This was the midterm project of the course Big Data and Business Analytics.
For this project, our goal is to predict future stock trend (up, down or neutral) based on news on companies. It would be really helpful while making decisions of investing.

Advisor: Prof. Li-wei Yang @NTUIM
Judy Liu, Kai-Ming Shan @NTUIM ;
Tsai-Tin Yu, Pei-shuan Lee, Shin-Rou Huang, Jin-Yi Ho @NTUIB


Due to authority and IP policies, only few slides and contents are shown below.

Data Description

Data Source: Professor.

  • csv file of stock prices of Taiwan company in a month.
  • news in a month (in chinese)

We used news and prices from three companies: A, B, and C.
Further, we define the classes and labelled each news based on following rules:

  • NODATA: If no price data (basically ignore)
  • COMMON: abs(Price(Today+7)-Price(Today))/Price(Today)<=0.05
  • GOUP: Price(Today+7) > Price(Today) if not COMMON
  • GODOWN: Price(Today+7) < Price(Today) if not COMMON


Data Preprocessing

We used two-gram partitioning on news to generate keywords.
To be mention, since the text is in Chinese, we will merge the words to N-gram if possible.
For instance, A: 你 + B: 嗎 -> 你好嗎
Which the bold is a shared word in A’s tail and B’s head.
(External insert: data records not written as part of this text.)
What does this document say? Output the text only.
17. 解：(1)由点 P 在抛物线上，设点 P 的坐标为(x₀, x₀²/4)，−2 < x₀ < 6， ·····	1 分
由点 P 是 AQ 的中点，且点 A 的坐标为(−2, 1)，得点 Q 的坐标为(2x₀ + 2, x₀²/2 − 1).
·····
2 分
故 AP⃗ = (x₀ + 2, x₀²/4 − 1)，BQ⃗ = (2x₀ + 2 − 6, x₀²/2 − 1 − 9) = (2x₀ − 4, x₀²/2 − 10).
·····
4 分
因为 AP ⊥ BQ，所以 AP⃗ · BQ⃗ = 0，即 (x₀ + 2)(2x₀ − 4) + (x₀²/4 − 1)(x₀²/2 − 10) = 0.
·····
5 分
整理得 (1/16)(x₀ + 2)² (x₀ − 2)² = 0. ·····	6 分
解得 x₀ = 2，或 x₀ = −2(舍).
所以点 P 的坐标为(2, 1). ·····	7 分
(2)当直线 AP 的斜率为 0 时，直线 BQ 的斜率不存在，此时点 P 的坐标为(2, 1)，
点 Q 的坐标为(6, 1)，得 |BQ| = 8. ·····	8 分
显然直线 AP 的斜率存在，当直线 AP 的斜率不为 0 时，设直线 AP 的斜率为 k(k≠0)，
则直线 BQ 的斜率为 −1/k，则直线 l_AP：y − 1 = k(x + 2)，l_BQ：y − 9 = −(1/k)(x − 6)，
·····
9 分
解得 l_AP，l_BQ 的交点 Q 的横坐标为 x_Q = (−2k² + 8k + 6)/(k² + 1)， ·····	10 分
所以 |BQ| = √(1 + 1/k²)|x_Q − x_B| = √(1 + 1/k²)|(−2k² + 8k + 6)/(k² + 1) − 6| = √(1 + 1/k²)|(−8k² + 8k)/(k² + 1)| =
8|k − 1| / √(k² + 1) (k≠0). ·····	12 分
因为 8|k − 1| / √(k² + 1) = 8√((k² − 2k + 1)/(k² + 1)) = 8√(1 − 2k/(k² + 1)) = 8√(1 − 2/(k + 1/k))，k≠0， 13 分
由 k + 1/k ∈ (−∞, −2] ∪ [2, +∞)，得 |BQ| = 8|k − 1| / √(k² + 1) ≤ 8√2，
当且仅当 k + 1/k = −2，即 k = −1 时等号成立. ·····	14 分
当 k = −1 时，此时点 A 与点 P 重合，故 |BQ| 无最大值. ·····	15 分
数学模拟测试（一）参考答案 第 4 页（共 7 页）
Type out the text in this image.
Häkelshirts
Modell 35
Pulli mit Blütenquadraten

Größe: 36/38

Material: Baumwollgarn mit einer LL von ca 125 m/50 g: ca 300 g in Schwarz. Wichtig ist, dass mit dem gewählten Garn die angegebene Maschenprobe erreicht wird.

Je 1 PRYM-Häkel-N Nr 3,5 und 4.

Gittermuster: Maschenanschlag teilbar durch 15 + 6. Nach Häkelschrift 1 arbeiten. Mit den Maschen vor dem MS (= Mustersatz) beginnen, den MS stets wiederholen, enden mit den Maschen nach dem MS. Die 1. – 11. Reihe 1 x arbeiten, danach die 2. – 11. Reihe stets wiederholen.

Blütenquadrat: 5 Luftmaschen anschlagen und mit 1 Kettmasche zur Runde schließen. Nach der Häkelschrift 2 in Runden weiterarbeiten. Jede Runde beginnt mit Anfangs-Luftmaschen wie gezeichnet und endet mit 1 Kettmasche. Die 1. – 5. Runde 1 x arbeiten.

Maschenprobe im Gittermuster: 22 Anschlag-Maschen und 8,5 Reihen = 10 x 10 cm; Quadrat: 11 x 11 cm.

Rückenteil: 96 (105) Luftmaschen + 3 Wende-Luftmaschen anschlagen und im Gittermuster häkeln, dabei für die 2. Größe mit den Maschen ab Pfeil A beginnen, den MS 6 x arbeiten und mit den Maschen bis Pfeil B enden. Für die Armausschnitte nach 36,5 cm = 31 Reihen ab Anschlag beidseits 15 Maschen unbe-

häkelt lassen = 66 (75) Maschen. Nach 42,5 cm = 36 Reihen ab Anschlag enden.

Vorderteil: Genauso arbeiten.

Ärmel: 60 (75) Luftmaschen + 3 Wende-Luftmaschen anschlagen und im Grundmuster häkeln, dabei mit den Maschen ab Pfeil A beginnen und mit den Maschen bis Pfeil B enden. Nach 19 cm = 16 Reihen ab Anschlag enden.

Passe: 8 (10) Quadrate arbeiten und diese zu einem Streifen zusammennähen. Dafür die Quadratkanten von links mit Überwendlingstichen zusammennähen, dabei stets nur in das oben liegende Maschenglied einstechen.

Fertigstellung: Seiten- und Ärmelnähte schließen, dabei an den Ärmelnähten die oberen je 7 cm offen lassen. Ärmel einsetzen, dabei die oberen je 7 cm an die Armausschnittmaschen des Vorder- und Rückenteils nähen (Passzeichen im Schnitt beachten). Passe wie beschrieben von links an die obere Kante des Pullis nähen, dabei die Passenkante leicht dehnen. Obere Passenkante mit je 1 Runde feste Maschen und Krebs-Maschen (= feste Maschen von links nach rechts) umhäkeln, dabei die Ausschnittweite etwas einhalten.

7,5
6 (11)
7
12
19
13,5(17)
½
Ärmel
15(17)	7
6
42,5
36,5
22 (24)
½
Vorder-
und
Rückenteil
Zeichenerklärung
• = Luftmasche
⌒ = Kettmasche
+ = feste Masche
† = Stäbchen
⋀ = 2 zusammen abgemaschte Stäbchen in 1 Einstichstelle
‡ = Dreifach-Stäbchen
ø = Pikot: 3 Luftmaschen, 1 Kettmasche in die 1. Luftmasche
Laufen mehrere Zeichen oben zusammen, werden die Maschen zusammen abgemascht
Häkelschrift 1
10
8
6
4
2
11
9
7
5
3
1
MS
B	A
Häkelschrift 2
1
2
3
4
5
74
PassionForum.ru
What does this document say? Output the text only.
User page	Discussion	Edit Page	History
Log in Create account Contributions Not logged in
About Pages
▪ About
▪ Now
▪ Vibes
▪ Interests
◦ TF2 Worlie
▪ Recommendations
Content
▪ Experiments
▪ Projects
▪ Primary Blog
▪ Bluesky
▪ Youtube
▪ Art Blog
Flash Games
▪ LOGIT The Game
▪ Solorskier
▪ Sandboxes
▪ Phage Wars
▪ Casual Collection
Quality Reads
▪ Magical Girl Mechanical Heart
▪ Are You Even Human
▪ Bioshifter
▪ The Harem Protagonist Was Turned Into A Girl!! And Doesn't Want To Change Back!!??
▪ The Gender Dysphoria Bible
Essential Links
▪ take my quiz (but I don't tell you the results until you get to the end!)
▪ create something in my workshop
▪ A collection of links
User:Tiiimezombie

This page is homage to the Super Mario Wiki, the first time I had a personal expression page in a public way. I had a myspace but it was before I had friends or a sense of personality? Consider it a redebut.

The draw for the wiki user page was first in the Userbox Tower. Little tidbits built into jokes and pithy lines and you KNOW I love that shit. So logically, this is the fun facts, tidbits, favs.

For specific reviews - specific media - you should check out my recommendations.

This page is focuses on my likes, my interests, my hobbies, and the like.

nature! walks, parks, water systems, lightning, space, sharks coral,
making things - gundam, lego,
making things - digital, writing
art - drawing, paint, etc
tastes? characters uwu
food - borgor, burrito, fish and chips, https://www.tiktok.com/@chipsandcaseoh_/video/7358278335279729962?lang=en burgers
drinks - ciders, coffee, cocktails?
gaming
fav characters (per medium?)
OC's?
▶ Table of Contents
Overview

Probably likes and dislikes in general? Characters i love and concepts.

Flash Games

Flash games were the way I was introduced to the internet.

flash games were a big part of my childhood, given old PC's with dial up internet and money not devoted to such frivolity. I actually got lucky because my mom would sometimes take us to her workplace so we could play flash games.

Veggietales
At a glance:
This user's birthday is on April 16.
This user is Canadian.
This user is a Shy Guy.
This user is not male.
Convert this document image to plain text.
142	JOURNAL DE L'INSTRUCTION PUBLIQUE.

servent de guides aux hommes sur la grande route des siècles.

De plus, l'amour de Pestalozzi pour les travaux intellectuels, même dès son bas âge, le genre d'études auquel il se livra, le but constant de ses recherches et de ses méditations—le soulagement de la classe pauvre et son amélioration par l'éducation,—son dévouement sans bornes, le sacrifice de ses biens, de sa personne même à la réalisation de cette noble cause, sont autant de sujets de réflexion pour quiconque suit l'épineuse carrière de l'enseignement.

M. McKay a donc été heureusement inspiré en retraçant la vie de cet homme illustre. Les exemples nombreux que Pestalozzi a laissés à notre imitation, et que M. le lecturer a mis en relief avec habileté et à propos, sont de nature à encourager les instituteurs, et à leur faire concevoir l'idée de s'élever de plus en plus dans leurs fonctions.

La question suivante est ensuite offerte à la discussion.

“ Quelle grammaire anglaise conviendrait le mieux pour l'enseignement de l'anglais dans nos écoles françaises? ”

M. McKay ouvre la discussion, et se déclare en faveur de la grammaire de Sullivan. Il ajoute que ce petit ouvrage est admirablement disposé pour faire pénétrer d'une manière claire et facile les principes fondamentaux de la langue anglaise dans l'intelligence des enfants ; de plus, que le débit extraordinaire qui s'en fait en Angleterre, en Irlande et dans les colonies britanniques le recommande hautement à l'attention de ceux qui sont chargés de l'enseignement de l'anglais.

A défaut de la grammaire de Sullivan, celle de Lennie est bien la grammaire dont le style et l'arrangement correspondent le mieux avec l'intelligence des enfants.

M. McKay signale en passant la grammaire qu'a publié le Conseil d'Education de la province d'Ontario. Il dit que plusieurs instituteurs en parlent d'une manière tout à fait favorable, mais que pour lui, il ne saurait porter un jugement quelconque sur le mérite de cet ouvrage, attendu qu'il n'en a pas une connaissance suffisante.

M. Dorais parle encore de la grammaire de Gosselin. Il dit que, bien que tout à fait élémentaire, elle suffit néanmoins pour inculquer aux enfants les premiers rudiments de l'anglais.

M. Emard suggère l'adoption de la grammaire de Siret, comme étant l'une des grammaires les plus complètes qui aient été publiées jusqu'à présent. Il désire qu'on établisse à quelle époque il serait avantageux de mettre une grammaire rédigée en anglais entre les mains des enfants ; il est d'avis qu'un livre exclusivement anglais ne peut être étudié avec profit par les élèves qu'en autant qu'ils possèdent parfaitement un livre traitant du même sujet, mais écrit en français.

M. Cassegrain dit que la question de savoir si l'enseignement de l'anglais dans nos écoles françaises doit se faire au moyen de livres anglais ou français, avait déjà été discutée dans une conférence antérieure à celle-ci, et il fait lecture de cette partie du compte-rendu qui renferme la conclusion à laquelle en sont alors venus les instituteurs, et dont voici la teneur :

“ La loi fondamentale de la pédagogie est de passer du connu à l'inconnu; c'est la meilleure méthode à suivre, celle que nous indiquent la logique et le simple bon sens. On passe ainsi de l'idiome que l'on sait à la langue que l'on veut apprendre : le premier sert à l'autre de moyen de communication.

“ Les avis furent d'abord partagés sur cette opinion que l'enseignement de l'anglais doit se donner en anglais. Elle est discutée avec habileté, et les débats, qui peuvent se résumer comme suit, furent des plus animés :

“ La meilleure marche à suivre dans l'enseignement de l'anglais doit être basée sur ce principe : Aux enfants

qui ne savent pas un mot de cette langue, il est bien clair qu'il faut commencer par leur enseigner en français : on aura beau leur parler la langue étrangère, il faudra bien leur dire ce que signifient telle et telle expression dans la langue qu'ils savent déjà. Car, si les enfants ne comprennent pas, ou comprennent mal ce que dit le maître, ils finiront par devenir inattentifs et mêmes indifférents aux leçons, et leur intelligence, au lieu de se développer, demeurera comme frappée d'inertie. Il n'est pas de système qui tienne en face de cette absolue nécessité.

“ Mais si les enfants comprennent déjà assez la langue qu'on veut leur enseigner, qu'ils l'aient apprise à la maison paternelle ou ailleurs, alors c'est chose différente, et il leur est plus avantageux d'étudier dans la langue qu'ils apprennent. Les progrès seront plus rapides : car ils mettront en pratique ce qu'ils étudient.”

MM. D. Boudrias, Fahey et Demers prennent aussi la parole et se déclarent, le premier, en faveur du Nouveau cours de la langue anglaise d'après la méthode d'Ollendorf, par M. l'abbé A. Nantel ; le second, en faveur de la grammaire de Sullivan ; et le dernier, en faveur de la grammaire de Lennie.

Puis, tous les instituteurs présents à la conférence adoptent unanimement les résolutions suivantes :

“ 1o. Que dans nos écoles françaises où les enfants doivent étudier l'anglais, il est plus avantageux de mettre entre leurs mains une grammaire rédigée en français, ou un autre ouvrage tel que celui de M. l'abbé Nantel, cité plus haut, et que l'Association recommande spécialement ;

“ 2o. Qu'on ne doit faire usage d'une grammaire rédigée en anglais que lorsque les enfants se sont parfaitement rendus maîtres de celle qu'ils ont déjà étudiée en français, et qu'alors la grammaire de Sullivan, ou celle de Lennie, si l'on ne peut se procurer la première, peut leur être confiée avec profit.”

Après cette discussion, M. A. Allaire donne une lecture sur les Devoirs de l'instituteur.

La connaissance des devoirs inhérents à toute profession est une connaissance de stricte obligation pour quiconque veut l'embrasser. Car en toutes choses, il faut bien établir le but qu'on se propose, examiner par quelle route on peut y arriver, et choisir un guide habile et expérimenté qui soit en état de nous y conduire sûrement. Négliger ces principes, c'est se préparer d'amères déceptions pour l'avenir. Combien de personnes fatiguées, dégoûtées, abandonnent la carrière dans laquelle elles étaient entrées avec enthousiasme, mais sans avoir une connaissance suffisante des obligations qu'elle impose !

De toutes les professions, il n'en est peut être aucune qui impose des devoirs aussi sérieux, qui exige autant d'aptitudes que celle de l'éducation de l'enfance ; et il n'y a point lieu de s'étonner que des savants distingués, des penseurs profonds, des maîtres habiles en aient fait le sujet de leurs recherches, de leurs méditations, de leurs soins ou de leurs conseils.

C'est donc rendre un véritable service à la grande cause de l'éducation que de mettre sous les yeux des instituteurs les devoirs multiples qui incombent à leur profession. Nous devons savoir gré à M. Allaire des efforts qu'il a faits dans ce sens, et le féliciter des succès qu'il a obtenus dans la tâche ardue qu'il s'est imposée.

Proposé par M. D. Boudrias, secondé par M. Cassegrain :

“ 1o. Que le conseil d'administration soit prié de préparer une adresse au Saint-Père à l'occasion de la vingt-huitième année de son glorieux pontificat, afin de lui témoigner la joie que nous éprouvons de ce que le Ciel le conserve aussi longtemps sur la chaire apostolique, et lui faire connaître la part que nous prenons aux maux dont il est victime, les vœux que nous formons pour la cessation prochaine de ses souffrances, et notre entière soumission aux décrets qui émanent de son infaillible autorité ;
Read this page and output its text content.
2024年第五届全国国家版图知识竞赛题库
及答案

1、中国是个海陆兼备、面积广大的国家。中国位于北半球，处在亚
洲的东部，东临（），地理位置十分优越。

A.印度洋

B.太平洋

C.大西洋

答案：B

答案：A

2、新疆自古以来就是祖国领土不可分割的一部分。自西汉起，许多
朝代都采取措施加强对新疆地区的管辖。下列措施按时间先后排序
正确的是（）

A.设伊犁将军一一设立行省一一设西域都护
After getting the keywords, we define:

  • GOUP keywords: keyword from GOUP news, which are features indicating stock price increases
  • GODOWN keywords: keyword from GODOWN news, which are features indicating stock price decreases image-title-here


We implemented KNN model for this problem:

First, we need to construct the feature vectors for news and the vector space.
Basically, we tried three methods of creating vectors:

  • 0/1 method: word appears in text=1, else 0
  • tf method: word frequency in text
  • tf-idf value: tf-idf value of the word image-title-here Therefore, we have a dim(GOUP)+dim(GODOWN) dimension vector space.

As for the distance function of kNN, which is Euclidean Distance.

Last, since we have three classes, we might encounter some problems while setting k=3.
Thus, we find the four points which have minimum distances.
After then, we tried to use majority voting of first three points to predict the value.
If those three classes have the same vote (=1), we use the fourth neighbor’s value as prediction.


We did inside test to test the accuracy.

As a result, we got the best accuracy of:

  • A company: 0.8277
  • B company: 0.7469
  • C company: 0.9066
    all with the tf-idf vector generation method.